Frankie and Jennifer's friendship is a significant aversion to Eve Donovan, who still has feelings for him. Frankie will not allow himself to feel sorry for her as he had in the past. Frankie continues to reach out to Eve on the conditions she will not harass Jennifer nor try to invoke sympathy from him. After Eve is accused of killing Nick Corelli, she, Jennifer, Frankie and Jack take a train trip in an attempt to recover the murder weapon and prove her innocence, and Frankie and Eve began to develop as a couple. Frankie leaves Salem with Eve in July 1991 to live in Africa.

===2005–06===

Frankie returns to Salem in mid-2005 without Eve, keeping an eye on his supposed younger brother Max. He and Max soon move into an apartment at Jack and Jennifer's property (recently vacated by Patrick Lockhart); Frankie is not over Jennifer. Frankie finds a letter written by Jennifer 20 years ago saying she loves him very much when they were teenagers. Jennifer tries to explain the letter and they both cry and push that into the back of their minds.

Frankie is concerned about Max's romantic involvement with their niece Chelsea but his storyline becomes centered around his close friend Jack Deveraux when he learns Jack was dying and wants him to look after Jennifer when he dies. Frankie agrees and stays to keep trying to persuade Jack to tell Jennifer about his fatal illness. Jack insisted he wants to kept it quiet to save his family the slow angst of watching him die.

During early 2005, Jack disappears and is assumed dead after his car is found crashed and abandoned near a river, but Jack's body is not found.

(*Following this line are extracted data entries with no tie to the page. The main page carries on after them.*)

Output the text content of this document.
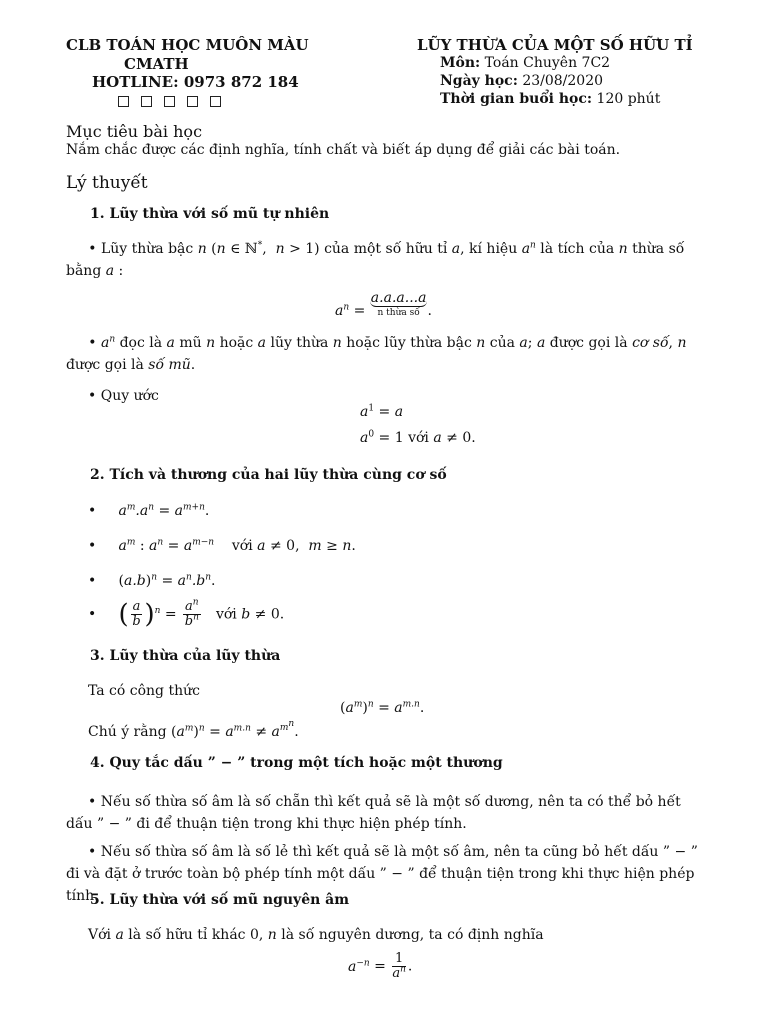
CLB TOÁN HỌC MUÔN MÀU
CMATH
HOTLINE: 0973 872 184
LŨY THỪA CỦA MỘT SỐ HỮU TỈ
Môn: Toán Chuyên 7C2
Ngày học: 23/08/2020
Thời gian buổi học: 120 phút
Mục tiêu bài học
Nắm chắc được các định nghĩa, tính chất và biết áp dụng để giải các bài toán.
Lý thuyết
1. Lũy thừa với số mũ tự nhiên
• Lũy thừa bậc n (n ∈ ℕ*,  n > 1) của một số hữu tỉ a, kí hiệu $a^n$ là tích của n thừa số bằng a :
$a^n = a.a.a...a$
n thừa số .
• $a^n$ đọc là a mũ n hoặc a lũy thừa n hoặc lũy thừa bậc n của a; a được gọi là cơ số, n được gọi là số mũ.
• Quy ước
$a^1 = a$
$a^0 = 1$ với a ≠ 0.
2. Tích và thương của hai lũy thừa cùng cơ số
•     $a^m.a^n = a^{m+n}$.
•     $a^m$ : $a^n = a^{m-n}$ với a ≠ 0,  m ≥ n.
•     $(a.b)^n = a^n.b^n$.
•     ( $\frac{a}{b} )^n = \frac{a^n}{b^n}$ với b ≠ 0.
3. Lũy thừa của lũy thừa
Ta có công thức
$(a^m)^n = a^{m.n}$.
Chú ý rằng $(a^m)^n = a^{m.n} \ne a^{m^n}$.
4. Quy tắc dấu ” − ” trong một tích hoặc một thương
• Nếu số thừa số âm là số chẵn thì kết quả sẽ là một số dương, nên ta có thể bỏ hết dấu ” − ” đi để thuận tiện trong khi thực hiện phép tính.
• Nếu số thừa số âm là số lẻ thì kết quả sẽ là một số âm, nên ta cũng bỏ hết dấu ” − ” đi và đặt ở trước toàn bộ phép tính một dấu ” − ” để thuận tiện trong khi thực hiện phép tính.
5. Lũy thừa với số mũ nguyên âm
Với a là số hữu tỉ khác 0, n là số nguyên dương, ta có định nghĩa
$a^{-n} = \frac{1}{a^n}$ .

Frankie is divided over keeping Jack's promise and letting Jennifer deal with his death alone; he decided on the latter and plans to leave town. Frankie falls on some ice, resulting in a broken leg and he remains in Salem. Frankie and Jennifer mourn Jack together, growing closer over the next few months.

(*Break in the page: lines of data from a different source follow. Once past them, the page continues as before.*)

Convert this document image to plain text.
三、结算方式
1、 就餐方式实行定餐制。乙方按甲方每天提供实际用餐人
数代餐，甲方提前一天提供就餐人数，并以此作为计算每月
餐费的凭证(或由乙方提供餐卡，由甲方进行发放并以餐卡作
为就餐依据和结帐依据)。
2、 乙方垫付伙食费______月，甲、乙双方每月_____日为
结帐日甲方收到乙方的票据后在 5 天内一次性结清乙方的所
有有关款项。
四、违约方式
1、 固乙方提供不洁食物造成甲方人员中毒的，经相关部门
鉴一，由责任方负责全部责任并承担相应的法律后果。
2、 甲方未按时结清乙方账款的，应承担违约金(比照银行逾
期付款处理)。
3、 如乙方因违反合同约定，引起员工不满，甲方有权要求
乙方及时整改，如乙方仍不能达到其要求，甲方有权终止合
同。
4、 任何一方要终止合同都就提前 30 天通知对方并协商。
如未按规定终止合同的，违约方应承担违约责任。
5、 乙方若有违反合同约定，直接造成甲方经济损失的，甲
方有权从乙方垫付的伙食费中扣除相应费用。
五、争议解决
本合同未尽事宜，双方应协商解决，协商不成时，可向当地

In mid-2006, Jen and Frankie are about to get married. Jack disappeared because he had gone to a private hospital to die on his own. Jack is not dead yet; he found his long-lost brother Steve, who was also thought to be dead. Steve has no memory of being Jack's brother. Jack and Steve return to Salem together, and Jack stumbles into Jennifer's and Frankie's wedding.

Over the next few months, Jennifer, Jack, and Frankie live together. Frankie uses his connections to try to find a cure for Jack. Jennifer angsts over her old feelings for Jack and her new commitment to Frankie.

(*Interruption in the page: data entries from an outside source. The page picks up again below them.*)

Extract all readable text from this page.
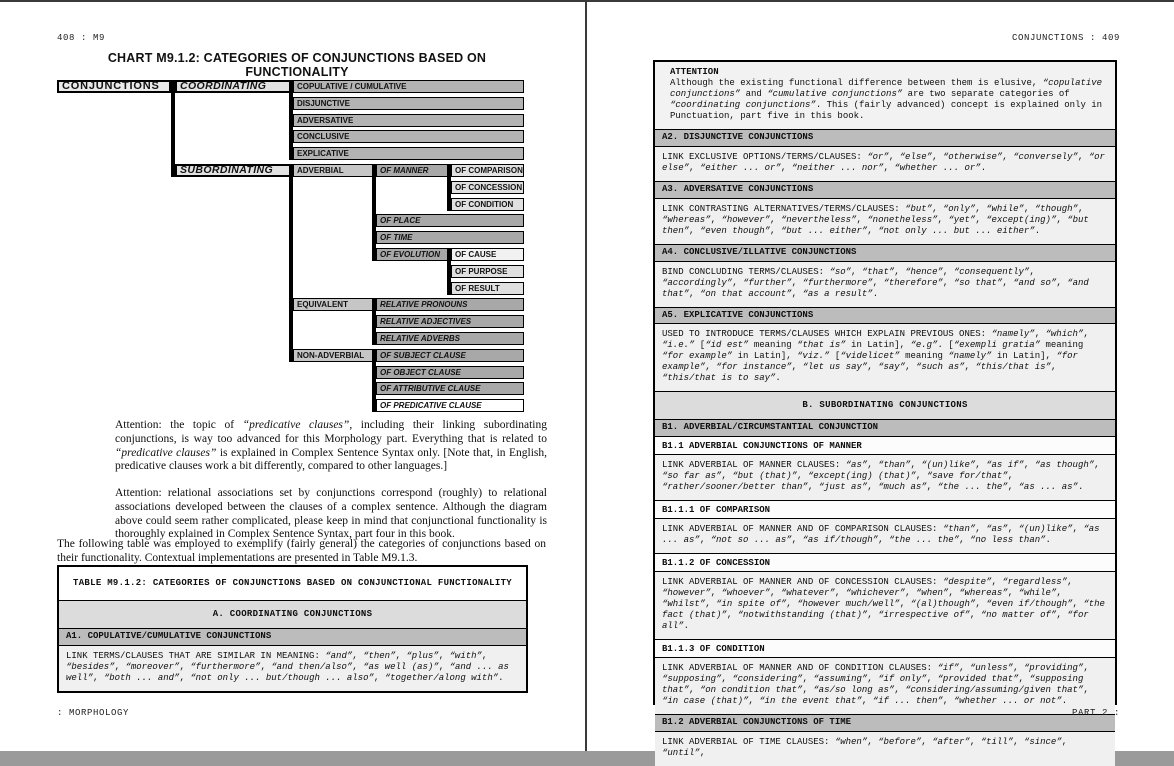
408 : M9
CHART M9.1.2: CATEGORIES OF CONJUNCTIONS BASED ON FUNCTIONALITY
CONJUNCTIONS	COORDINATING	COPULATIVE / CUMULATIVE
DISJUNCTIVE
ADVERSATIVE
CONCLUSIVE
EXPLICATIVE
SUBORDINATING	ADVERBIAL	OF MANNER	OF COMPARISON
OF CONCESSION
OF CONDITION
OF PLACE
OF TIME
OF EVOLUTION	OF CAUSE
OF PURPOSE
OF RESULT
EQUIVALENT	RELATIVE PRONOUNS
RELATIVE ADJECTIVES
RELATIVE ADVERBS
NON-ADVERBIAL	OF SUBJECT CLAUSE
OF OBJECT CLAUSE
OF ATTRIBUTIVE CLAUSE
OF PREDICATIVE CLAUSE
Attention: the topic of “predicative clauses”, including their linking subordinating conjunctions, is way too advanced for this Morphology part. Everything that is related to “predicative clauses” is explained in Complex Sentence Syntax only. [Note that, in English, predicative clauses work a bit differently, compared to other languages.]
Attention: relational associations set by conjunctions correspond (roughly) to relational associations developed between the clauses of a complex sentence. Although the diagram above could seem rather complicated, please keep in mind that conjunctional functionality is thoroughly explained in Complex Sentence Syntax, part four in this book.
The following table was employed to exemplify (fairly general) the categories of conjunctions based on their functionality. Contextual implementations are presented in Table M9.1.3.
TABLE M9.1.2: CATEGORIES OF CONJUNCTIONS BASED ON CONJUNCTIONAL FUNCTIONALITY
A. COORDINATING CONJUNCTIONS
A1. COPULATIVE/CUMULATIVE CONJUNCTIONS
LINK TERMS/CLAUSES THAT ARE SIMILAR IN MEANING: “and”, “then”, “plus”, “with”, “besides”, “moreover”, “furthermore”, “and then/also”, “as well (as)”, “and ... as well”, “both ... and”, “not only ... but/though ... also”, “together/along with”.
: MORPHOLOGY
CONJUNCTIONS : 409
ATTENTION
Although the existing functional difference between them is elusive, “copulative conjunctions” and “cumulative conjunctions” are two separate categories of “coordinating conjunctions”. This (fairly advanced) concept is explained only in Punctuation, part five in this book.
A2. DISJUNCTIVE CONJUNCTIONS
LINK EXCLUSIVE OPTIONS/TERMS/CLAUSES: “or”, “else”, “otherwise”, “conversely”, “or else”, “either ... or”, “neither ... nor”, “whether ... or”.
A3. ADVERSATIVE CONJUNCTIONS
LINK CONTRASTING ALTERNATIVES/TERMS/CLAUSES: “but”, “only”, “while”, “though”, “whereas”, “however”, “nevertheless”, “nonetheless”, “yet”, “except(ing)”, “but then”, “even though”, “but ... either”, “not only ... but ... either”.
A4. CONCLUSIVE/ILLATIVE CONJUNCTIONS
BIND CONCLUDING TERMS/CLAUSES: “so”, “that”, “hence”, “consequently”, “accordingly”, “further”, “furthermore”, “therefore”, “so that”, “and so”, “and that”, “on that account”, “as a result”.
A5. EXPLICATIVE CONJUNCTIONS
USED TO INTRODUCE TERMS/CLAUSES WHICH EXPLAIN PREVIOUS ONES: “namely”, “which”, “i.e.” [“id est” meaning “that is” in Latin], “e.g”. [“exempli gratia” meaning “for example” in Latin], “viz.” [“videlicet” meaning “namely” in Latin], “for example”, “for instance”, “let us say”, “say”, “such as”, “this/that is”, “this/that is to say”.
B. SUBORDINATING CONJUNCTIONS
B1. ADVERBIAL/CIRCUMSTANTIAL CONJUNCTION
B1.1 ADVERBIAL CONJUNCTIONS OF MANNER
LINK ADVERBIAL OF MANNER CLAUSES: “as”, “than”, “(un)like”, “as if”, “as though”, “so far as”, “but (that)”, “except(ing) (that)”, “save for/that”, “rather/sooner/better than”, “just as”, “much as”, “the ... the”, “as ... as”.
B1.1.1 OF COMPARISON
LINK ADVERBIAL OF MANNER AND OF COMPARISON CLAUSES: “than”, “as”, “(un)like”, “as ... as”, “not so ... as”, “as if/though”, “the ... the”, “no less than”.
B1.1.2 OF CONCESSION
LINK ADVERBIAL OF MANNER AND OF CONCESSION CLAUSES: “despite”, “regardless”, “however”, “whoever”, “whatever”, “whichever”, “when”, “whereas”, “while”, “whilst”, “in spite of”, “however much/well”, “(al)though”, “even if/though”, “the fact (that)”, “notwithstanding (that)”, “irrespective of”, “no matter of”, “for all”.
B1.1.3 OF CONDITION
LINK ADVERBIAL OF MANNER AND OF CONDITION CLAUSES: “if”, “unless”, “providing”, “supposing”, “considering”, “assuming”, “if only”, “provided that”, “supposing that”, “on condition that”, “as/so long as”, “considering/assuming/given that”, “in case (that)”, “in the event that”, “if ... then”, “whether ... or not”.
B1.2 ADVERBIAL CONJUNCTIONS OF TIME
LINK ADVERBIAL OF TIME CLAUSES: “when”, “before”, “after”, “till”, “since”, “until”,
PART 2 :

Jack's illness is completely cured. Jack and Jennifer go on a reporting assignment, and are kidnapped; they escape and rediscover their feelings for each other. After returning to Salem, Jack and Jennifer are in the hospital for the last time - Jack is cleared to go home. Jennifer has chosen to stay with Jack, and they have a tearful parting with Frankie, who is understanding.

In September 2006, Jack and Jennifer accept a job in London, England. Frankie stays in Salem to help with some court cases, leaving on Thanksgiving night 2006 to work at a firm in Washington, D.C.

==Reception==
Vani Kambali from Sportskeeda wrote that Frankie is a character who "stands out as a memorable presence". Kambali believed Frankie had an "eventful tenure" during his time on the soap and the fact that he returned several times meant that fans both loved and missed the character. Kambali also wrote, "While he failed to find love in Jen, his fans surely loved his presence on as well as off screen".